Est-ce la même chose que de regarder d’en haut la douleur de qui perd celles et ceux qu’il aime et dont il a besoin, à cause de la mort absurde, inexplicable, définitive, ou de le regarder d’en bas ?
Quand quelqu’un d’en haut regarde ceux d’en bas et se demande « combien sont-ils ? », en réalité il est en train de demander « combien valent-ils ? »
Et s’ils ne valent rien, qu’est-ce que ça peut faire combien ils sont ? Pour se défaire de ce nombre importun, il y a les grands médias payants, les armées, les polices, les juges, les prisons, les cimetières.
Et pour regarder ce qui nous concerne, les réponses ne sont jamais simples.
En nous regardant regarder ce que nous regardons, nous nous donnons une identité qui a à voir avec des douleurs et des luttes, avec nos calendriers et notre géographie.
Notre force, si tant est que nous en ayons une, se trouve dans cette reconnaissance : nous sommes qui nous sommes, et il y en a d’autres qui sont qui ils et elles sont, et il y a cet autre pour qui nous n’avons pas encore de nom, et qui cependant est qui il est. Quand nous disons « nous », nous ne sommes pas en train d’absorber, et ainsi de subordonner des identités, mais de mettre en relief les ponts qui existent entre les différentes douleurs et les diverses rébellions. Nous sommes égaux parce que nous sommes différents.
Dans la Sexta, nous les zapatistes hommes et femmes, nous répétons notre refus de toute tentative d’hégémonie, c’est-à-dire de tout avant-gardisme, qu’il nous touche par l’avant ou qu’il nous aligne, comme au long de ces derniers siècles, à l’arrière-garde.
Si avec la Sexta nous cherchons nos semblables dans les douleurs et les luttes, sans nous arrêter aux calendriers et aux géographies qui nous séparent, c’est parce que nous savons bien que le Commandeur, on ne le vainc pas avec une seule pensée, une seule force, une seule direction (aussi révolutionnaire, conséquente, radicale, puissante, ingénieuse, nombreuse et autres « euses » que soit cette direction).
C’est l’enseignement de nos morts que la diversité et la différence ne sont pas une faiblesse pour ceux d’en bas, mais une force pour accoucher, sur les cendres de l’ancien, du nouveau monde que nous voulons, qu’il nous faut, que nous méritons.
Nous savons bien que ce monde n’est pas imaginé seulement par nous. Mais dans notre rêve, ce monde-là n’est pas un, mais beaucoup, différents, divers. Et c’est de sa diversité qu’il tient sa richesse.
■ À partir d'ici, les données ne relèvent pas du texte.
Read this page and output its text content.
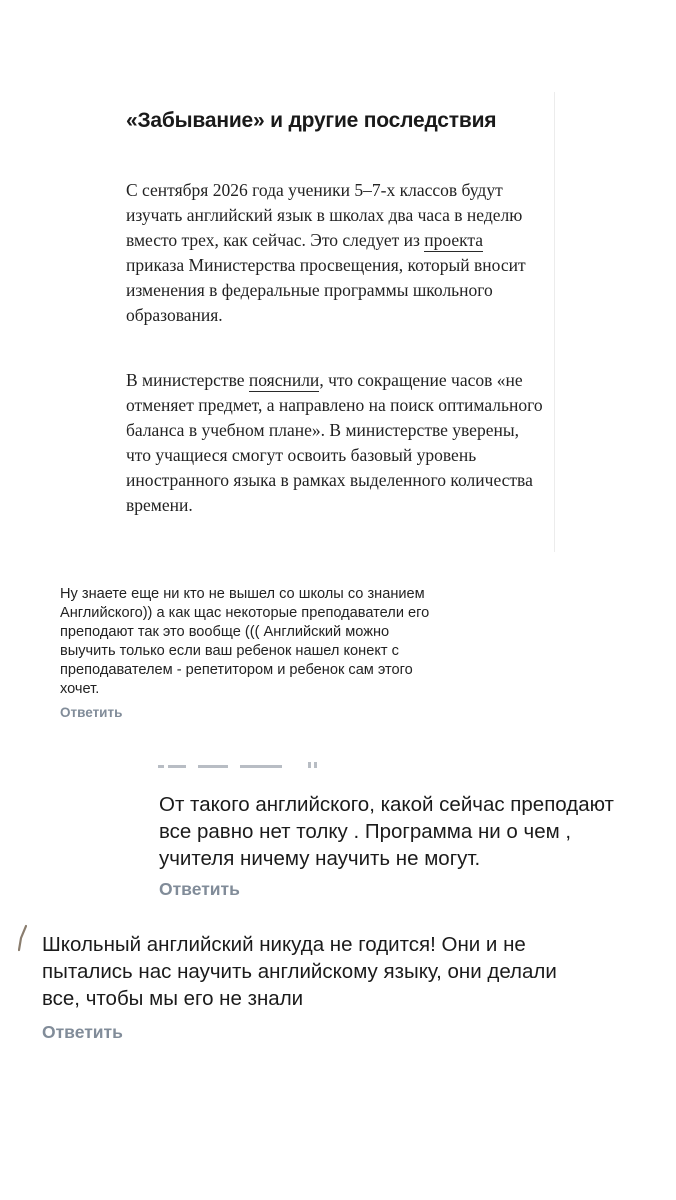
«Забывание» и другие последствия

С сентября 2026 года ученики 5–7-х классов будут изучать английский язык в школах два часа в неделю вместо трех, как сейчас. Это следует из проекта приказа Министерства просвещения, который вносит изменения в федеральные программы школьного образования.

В министерстве пояснили, что сокращение часов «не отменяет предмет, а направлено на поиск оптимального баланса в учебном плане». В министерстве уверены, что учащиеся смогут освоить базовый уровень иностранного языка в рамках выделенного количества времени.

Ну знаете еще ни кто не вышел со школы со знанием Английского)) а как щас некоторые преподаватели его преподают так это вообще ((( Английский можно выучить только если ваш ребенок нашел конект с преподавателем - репетитором и ребенок сам этого хочет.

Ответить

От такого английского, какой сейчас преподают все равно нет толку . Программа ни о чем , учителя ничему научить не могут.

Ответить

Школьный английский никуда не годится! Они и не пытались нас научить английскому языку, они делали все, чтобы мы его не знали

Ответить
Les essais répétés d’imposer l’unanimité sont responsables de l’affolement de la machine qui rapproche à chaque minute la minute finale de la civilisation telle qu’on la connaît jusqu’à présent.
Dans l’étape actuelle de la globalisation néolibérale, l’homogénéité n’est rien d’autre que la médiocrité imposée comme uniforme universel. Et si elle se différencie en quelque chose de la folie hitlérienne, ce n’est pas dans son objectif, mais dans la modernité des moyens pour y parvenir.
*
Et c’est vrai, nous ne sommes pas les seules et les seuls à chercher le comment, le quand, l’où et le quoi.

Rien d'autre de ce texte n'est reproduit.